It Depends at What Period of Capital Flow One Looks
What an improvement is the reemergence of sincere argumentation on RI Future. I may find its new owner, Brian Hull, to be wrong about the implications of taxation, but I trust that he’s attempting to express his opinion to persuade rather than to mislead. Thus, not only may exchanges be fruitful, but the actual assumptions of each side may be addressed:
… any reduction in an individual’s state tax liability does not necessarily lead to investment. The tax savings could be saved, or spent on luxury items (which may or may not be purchased in the state). Lastly, and most importantly, if an investment does actually occur, that investment can occur anywhere in the country or in the world. Wealth flows after opportunities to make money off that wealth, regardless of where the opportunities arise. A potential investor will seek the highest return on his investment, and not necessarily care about investing in his community or state. This shouldn’t come as any surprise to you, so I’m wondering why you’re so glib in correlating tax cuts to economic growth. …
Do you honestly think that a $6,000 tax cut going to an individual making over $419,000 a year will generate job growth in Rhode Island? Do you think all those wealthy Rhode Islanders who got their $6,000 tax cut will join together and invest their tax savings in creating new businesses in the state? I suppose it’s possible, just like it’s possible that I’ll be struck by lightning, or win the lottery (you can’t win if you don’t play), but we both know your claim is specious and the cost to the state necessitated its elimination.
That Brian is addressing capital gains taxes, specifically, is helpful, because it clarifies that the activity being taxed is in one way or another an investment in the state. If one treats a tax cut as no different than a direct handout from the government, like those rebate checks most of us received under misguided Bush policy, as Brian apparently does, then, no, $6,000 to each person in the limited group of really rich people won’t generate much economic activity. But especially in the case of capital gains, that $6,000 is not the investment that the state is seeking with its low-tax policies — the investment that generated the revenue that was taxed at a savings of $6,000 is.
Brian’s mistake is to treat revenue to the state as if it is the only, or at least most important, measure for the Rhode Island community. As a 2008 Poverty Institute fact sheet arguing for the elimination of the capital gains tax cut illustrates (PDF), the tax “savings” to the wealthy investor (in this case claimed to be $4,974) comes from an actual capital gain of $193,113, which itself is only a portion of the investment.

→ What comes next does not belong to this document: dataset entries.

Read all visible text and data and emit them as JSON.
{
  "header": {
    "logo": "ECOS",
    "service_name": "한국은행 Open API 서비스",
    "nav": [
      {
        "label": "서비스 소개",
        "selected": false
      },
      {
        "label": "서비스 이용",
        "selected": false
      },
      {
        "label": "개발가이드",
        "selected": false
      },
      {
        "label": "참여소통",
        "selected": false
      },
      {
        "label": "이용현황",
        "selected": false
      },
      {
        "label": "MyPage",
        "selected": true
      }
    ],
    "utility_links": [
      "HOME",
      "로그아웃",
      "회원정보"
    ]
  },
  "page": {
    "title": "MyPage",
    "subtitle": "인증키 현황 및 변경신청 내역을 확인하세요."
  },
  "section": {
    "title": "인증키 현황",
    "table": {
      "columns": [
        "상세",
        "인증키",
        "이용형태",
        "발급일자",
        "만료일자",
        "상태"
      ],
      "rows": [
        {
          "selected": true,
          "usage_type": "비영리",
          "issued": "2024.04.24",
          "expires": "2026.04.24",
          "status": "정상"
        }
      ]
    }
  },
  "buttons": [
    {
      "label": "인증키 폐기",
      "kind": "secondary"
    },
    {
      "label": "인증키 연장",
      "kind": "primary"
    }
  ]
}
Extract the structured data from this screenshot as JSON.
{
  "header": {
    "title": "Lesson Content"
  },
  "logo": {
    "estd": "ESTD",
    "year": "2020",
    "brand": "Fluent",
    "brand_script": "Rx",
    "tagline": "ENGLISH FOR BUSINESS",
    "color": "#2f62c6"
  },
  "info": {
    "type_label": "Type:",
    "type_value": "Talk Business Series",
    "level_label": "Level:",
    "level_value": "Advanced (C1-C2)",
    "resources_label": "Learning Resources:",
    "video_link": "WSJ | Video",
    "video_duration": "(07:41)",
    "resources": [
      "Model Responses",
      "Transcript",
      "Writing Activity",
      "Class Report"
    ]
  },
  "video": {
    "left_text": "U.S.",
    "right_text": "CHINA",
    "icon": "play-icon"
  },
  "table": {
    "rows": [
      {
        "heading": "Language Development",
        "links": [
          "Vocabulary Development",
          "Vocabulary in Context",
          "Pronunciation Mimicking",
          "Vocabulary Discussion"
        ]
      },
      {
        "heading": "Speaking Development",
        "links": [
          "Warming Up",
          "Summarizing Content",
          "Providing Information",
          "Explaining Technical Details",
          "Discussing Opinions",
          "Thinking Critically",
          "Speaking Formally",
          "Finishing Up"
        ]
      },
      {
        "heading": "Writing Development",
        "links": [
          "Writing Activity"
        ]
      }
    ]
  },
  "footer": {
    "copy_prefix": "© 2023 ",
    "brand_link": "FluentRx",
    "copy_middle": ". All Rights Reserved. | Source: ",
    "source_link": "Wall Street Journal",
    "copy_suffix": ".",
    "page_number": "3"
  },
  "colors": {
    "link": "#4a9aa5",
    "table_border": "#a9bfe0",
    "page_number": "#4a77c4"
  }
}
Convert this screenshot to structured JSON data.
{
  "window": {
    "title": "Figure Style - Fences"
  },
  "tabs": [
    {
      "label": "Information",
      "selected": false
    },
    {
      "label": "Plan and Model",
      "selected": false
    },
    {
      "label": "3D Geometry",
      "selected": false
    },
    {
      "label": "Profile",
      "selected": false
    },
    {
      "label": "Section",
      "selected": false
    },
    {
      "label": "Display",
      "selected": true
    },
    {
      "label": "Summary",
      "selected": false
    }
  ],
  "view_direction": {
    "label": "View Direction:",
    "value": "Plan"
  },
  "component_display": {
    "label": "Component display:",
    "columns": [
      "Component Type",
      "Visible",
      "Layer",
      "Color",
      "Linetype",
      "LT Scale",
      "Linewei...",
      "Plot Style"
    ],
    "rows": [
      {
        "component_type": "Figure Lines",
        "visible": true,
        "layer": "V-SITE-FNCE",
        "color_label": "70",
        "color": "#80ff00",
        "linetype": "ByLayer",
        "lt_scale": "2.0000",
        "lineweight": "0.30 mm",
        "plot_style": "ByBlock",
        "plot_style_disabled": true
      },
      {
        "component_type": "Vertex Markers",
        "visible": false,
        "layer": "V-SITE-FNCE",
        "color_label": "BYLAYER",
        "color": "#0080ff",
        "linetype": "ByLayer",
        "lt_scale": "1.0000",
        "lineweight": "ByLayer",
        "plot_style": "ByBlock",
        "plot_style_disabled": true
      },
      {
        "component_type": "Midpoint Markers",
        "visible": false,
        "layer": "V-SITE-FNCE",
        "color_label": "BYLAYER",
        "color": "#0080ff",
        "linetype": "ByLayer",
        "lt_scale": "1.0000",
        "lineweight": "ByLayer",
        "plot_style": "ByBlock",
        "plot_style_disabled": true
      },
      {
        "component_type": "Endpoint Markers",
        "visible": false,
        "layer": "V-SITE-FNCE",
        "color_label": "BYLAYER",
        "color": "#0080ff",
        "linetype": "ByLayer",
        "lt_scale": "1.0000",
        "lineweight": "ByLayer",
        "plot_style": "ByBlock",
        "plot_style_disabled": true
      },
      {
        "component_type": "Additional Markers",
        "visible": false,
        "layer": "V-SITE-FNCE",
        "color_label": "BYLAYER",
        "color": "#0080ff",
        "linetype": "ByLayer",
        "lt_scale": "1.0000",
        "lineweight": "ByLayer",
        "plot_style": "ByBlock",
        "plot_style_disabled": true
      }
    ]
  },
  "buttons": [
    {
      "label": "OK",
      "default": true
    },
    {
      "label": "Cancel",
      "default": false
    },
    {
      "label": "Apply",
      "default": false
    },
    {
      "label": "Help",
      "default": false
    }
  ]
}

Although Brian is correct that the tax savings may be spent on anything, anywhere, for the tax to be levied in the first place, the investment must have been associated with Rhode Island in some way, whether by benefiting an actual Rhode Islander or by representing an investment in our state by a resident of some other state or nation. A low capital gains tax gives a state’s businesses an advantage in their ability to offer stock options as remuneration as well as to attract investment from elsewhere. It also creates incentive to make money by investing, which one is often begin doing close to home — as with local real estate or nearby companies.
Of course, such cuts and business ventures are operating in a hostile tax and regulatory environment, but in isolation, the effects of a given policy are relative, meaning that it’s better to have a lower tax even if it won’t be a trump card.
Brian also presents a table purporting to illustrate that Rhode Island’s tax burden isn’t particularly heavy. His direct source isn’t obvious, and I don’t have the time, right now, to dig into the numbers for myself, but it appears to measure the actual dollar amount of different taxes — income, sales, property, corporate — as a percentage of actual personal income. The problem with this is that it lumps all Rhode Islanders together and doesn’t really provide much useful information about tax policies effect on taxpayers.
The fact that Rhode Island’s corporate income tax claims 0.4% of personal income (ranking us 26th highest in the country) could mean only that not a lot of Rhode Islanders operate businesses that make money. This possible interpretation is emphasized by the fact that New Hampshire ranks fourth, at 1.1%. Similarly, the fact that Rhode Island ranks 32nd in percent of personal income going to sales and gross receipts taxes could indicate that folks don’t do as much shopping in our state.